According to CDC, it is expected to create over 900 jobs in line with the provincial development strategy and focuses on establishing the Eastern Cape’s (EC) Oceans Economy.

“As government, the most important thing is to save jobs and go beyond saving to creating jobs. This stimulus fund seeks to fund enterprises that seek to save jobs, this is something that we have done and continue to do.”

“With the Oceans Economy Master Plan there is a lot to be tapped and if we focus on that Master Plan we will create jobs, especially with the coastline that we have in the EC,” said MEC for Economic Development and Finance – Mlungisi Mvoko.

So far CDC has signed 4 Letters of Intent (LOI’s) with companies which have shown interest in building two Perlemoen Farms and two Finfish Farms.
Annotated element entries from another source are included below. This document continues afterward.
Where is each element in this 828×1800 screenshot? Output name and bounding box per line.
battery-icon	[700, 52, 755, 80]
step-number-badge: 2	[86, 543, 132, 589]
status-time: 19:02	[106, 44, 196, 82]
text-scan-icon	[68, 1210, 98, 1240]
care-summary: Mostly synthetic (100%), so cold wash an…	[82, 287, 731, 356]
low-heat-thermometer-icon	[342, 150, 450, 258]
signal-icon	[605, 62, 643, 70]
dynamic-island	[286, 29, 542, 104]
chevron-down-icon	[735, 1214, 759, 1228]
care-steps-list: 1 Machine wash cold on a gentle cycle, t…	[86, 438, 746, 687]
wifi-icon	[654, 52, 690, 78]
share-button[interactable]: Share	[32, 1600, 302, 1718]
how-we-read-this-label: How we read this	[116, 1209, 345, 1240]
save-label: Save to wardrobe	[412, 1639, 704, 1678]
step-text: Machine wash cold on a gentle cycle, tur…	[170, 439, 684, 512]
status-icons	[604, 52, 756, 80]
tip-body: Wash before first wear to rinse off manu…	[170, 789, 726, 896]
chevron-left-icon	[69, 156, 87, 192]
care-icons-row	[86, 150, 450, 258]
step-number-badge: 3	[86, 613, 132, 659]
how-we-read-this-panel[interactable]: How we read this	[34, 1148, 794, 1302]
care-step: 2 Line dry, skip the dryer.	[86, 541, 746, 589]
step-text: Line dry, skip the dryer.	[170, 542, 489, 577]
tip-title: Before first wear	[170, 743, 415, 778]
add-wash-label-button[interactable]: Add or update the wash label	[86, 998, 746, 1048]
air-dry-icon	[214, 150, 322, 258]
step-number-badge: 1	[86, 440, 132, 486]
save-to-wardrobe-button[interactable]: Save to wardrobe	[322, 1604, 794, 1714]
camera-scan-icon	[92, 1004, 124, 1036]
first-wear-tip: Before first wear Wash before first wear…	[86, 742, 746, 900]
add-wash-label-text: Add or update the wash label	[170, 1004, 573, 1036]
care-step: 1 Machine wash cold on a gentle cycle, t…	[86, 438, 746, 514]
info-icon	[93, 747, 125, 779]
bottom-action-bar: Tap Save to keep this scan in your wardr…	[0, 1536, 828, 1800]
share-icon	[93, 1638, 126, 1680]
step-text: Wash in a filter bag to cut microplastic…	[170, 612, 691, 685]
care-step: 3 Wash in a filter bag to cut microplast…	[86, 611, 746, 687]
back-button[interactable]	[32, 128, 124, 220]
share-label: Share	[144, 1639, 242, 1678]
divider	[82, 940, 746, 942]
The two Perlemoen Farms projects are earmarked to create over 700 jobs and the two Finfish Farms coming in with 200 jobs.

Coega Aquaculture Development Zoneis expected to create over 900 jobs.

According to CDC Project Development Manager, Dr Du Plessis, they are currently working on installation of the needed infrastructure for the development of the farms which will take up to 9 months to get things off the ground.

Built on 400ha of land, ADZ’s first phase will occuppy110ha. The project will also see the construction of a desalination plant.

Meanwhile, CDC has extended its market offering beyond the South African borders into Zimbabwe, Cameroon, Central African Republic (CAR) and Democratic Republic of Congo (DRC) under the Coega Africa Programme (CAP).

In Zimbabwe, the organization is providing consulting services to develop the Norton (Lentsloane) and Eco-Soft Special Economic Zones in Harare, privately owned by TD Holdings.

TD Holdings has interest in other businesses, which include, amongst others, Lunar Global Foods, and Redwing Agro-City.

The CAP has further obtained a 20-year concession of Logistics Bases in Douala in Central African Republic for the development of a Dry Port for the storage of goods.

The project will commence in April 2021 with an estimated investment value of US$ 30m.

The entity is awaiting confirmation of projects in Cameroon and the DRC.